6) The US Constitution is the highest technology of government ever developed. It is the definition of good government, not an impediment to it. Almost all of the changes since the beginning of our Republic have been in the direction of worse government technology. Almost all of the problems in our society, economy and national security can be traced directly to violations of the Constitution.

More fundamentally, we must attack the entire Newtonian 'clockwork universe' view that our Oligarchs depend upon. We must attach ourselves to the modern understanding of a world constructed of interacting, chaotic, complex systems. The universe in which we live is a world in which we have very little ability to predict, in which individuals must constantly work to control their fates, and in which 'one size fits all' solutions are deadly.

I am a humanist. The relative number of dead babies is my measure of civilization, of the worth of people and ideas. By my measures, the Libertarian Party, and the people obsessing on the nuances of the non- aggression principle in this publication, are completely useless.

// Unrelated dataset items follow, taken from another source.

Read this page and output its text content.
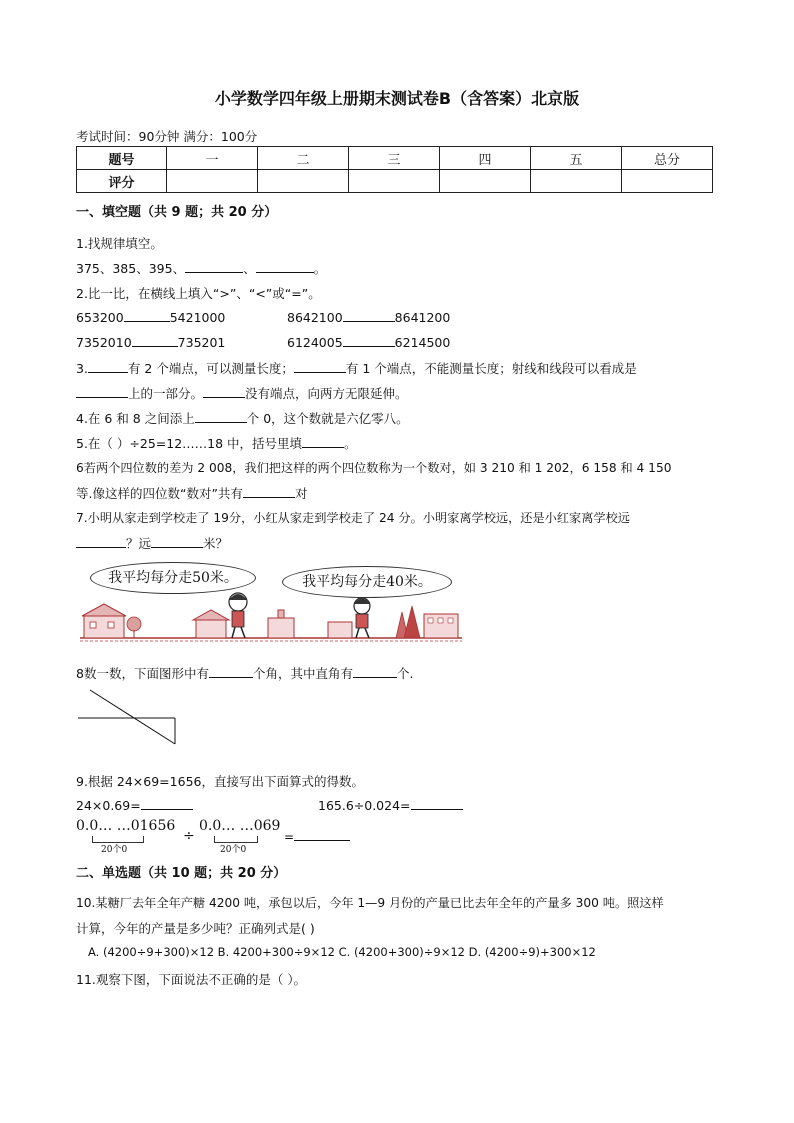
小学数学四年级上册期末测试卷B（含答案）北京版
考试时间：90分钟 满分：100分
题号	一	二	三	四	五	总分
评分						
一、填空题（共 9 题；共 20 分）
1.找规律填空。
375、385、395、	、	。
2.比一比，在横线上填入“>”、“<”或“=”。
653200	5421000	8642100	8641200
7352010	735201	6124005	6214500
3.	有 2 个端点，可以测量长度；	有 1 个端点，不能测量长度；射线和线段可以看成是
上的一部分。	没有端点，向两方无限延伸。
4.在 6 和 8 之间添上	个 0，这个数就是六亿零八。
5.在（ ）÷25=12……18 中，括号里填	。
6若两个四位数的差为 2 008，我们把这样的两个四位数称为一个数对，如 3 210 和 1 202，6 158 和 4 150
等.像这样的四位数“数对”共有	对
7.小明从家走到学校走了 19分，小红从家走到学校走了 24 分。小明家离学校远，还是小红家离学校远
？远	米？
我平均每分走50米。	我平均每分走40米。
8数一数，下面图形中有	个角，其中直角有	个.
9.根据 24×69=1656，直接写出下面算式的得数。
24×0.69=	165.6÷0.024=
0.0… …01656
20个0
÷
0.0… …069
20个0
=
二、单选题（共 10 题；共 20 分）
10.某糖厂去年全年产糖 4200 吨，承包以后，今年 1—9 月份的产量已比去年全年的产量多 300 吨。照这样
计算，今年的产量是多少吨？正确列式是( )
A. (4200÷9+300)×12 B. 4200+300÷9×12 C. (4200+300)÷9×12 D. (4200÷9)+300×12
11.观察下图，下面说法不正确的是（ ）。
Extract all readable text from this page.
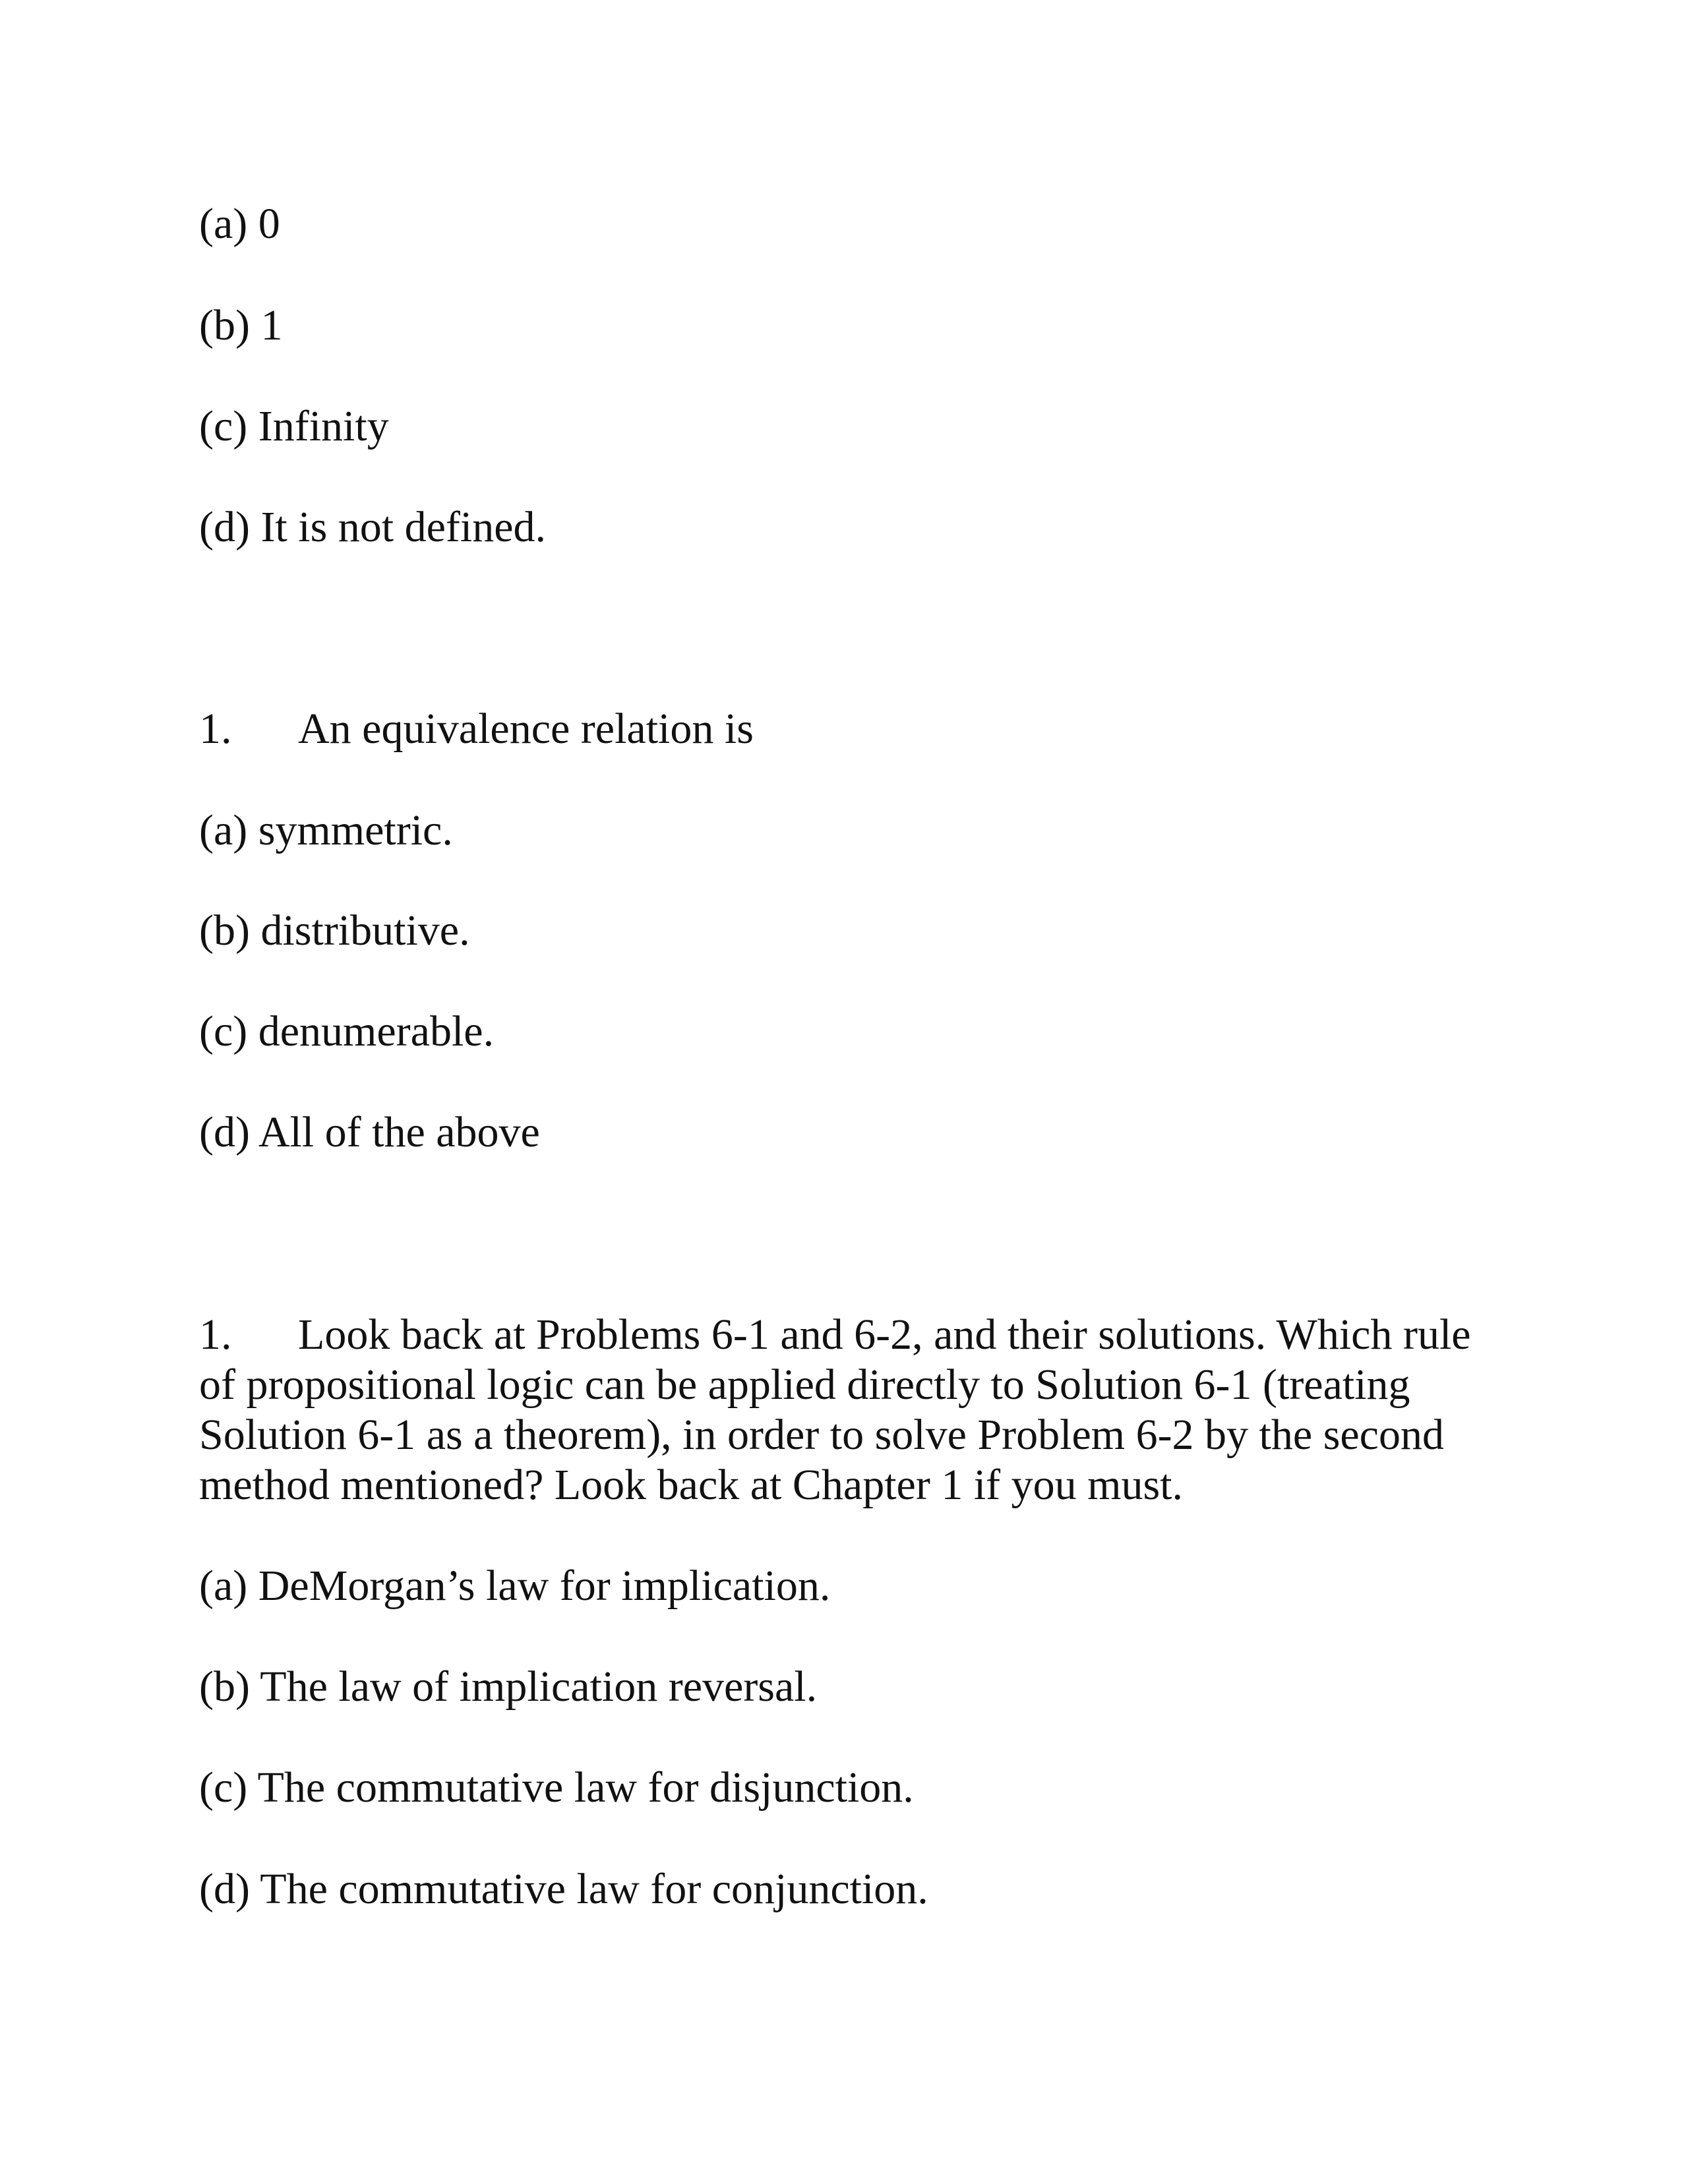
(a) 0
(b) 1
(c) Infinity
(d) It is not defined.
1. An equivalence relation is
(a) symmetric.
(b) distributive.
(c) denumerable.
(d) All of the above
1. Look back at Problems 6-1 and 6-2, and their solutions. Which rule
of propositional logic can be applied directly to Solution 6-1 (treating
Solution 6-1 as a theorem), in order to solve Problem 6-2 by the second
method mentioned? Look back at Chapter 1 if you must.
(a) DeMorgan’s law for implication.
(b) The law of implication reversal.
(c) The commutative law for disjunction.
(d) The commutative law for conjunction.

If we Libertarians want to have an effect, we need to get seriously radical and begin connecting with individuals in the real world. People who can actually do things, not just debate.

Instead, as the finishing touches are being put on our police state and long after it has become clear that our own government is killing and impoverishing us at an astonishing rate, supposedly radical publications such as this one debate minor philosophical points.

I will only continue reading this publication if it begins focusing on radical measures to change the terms of the political debate.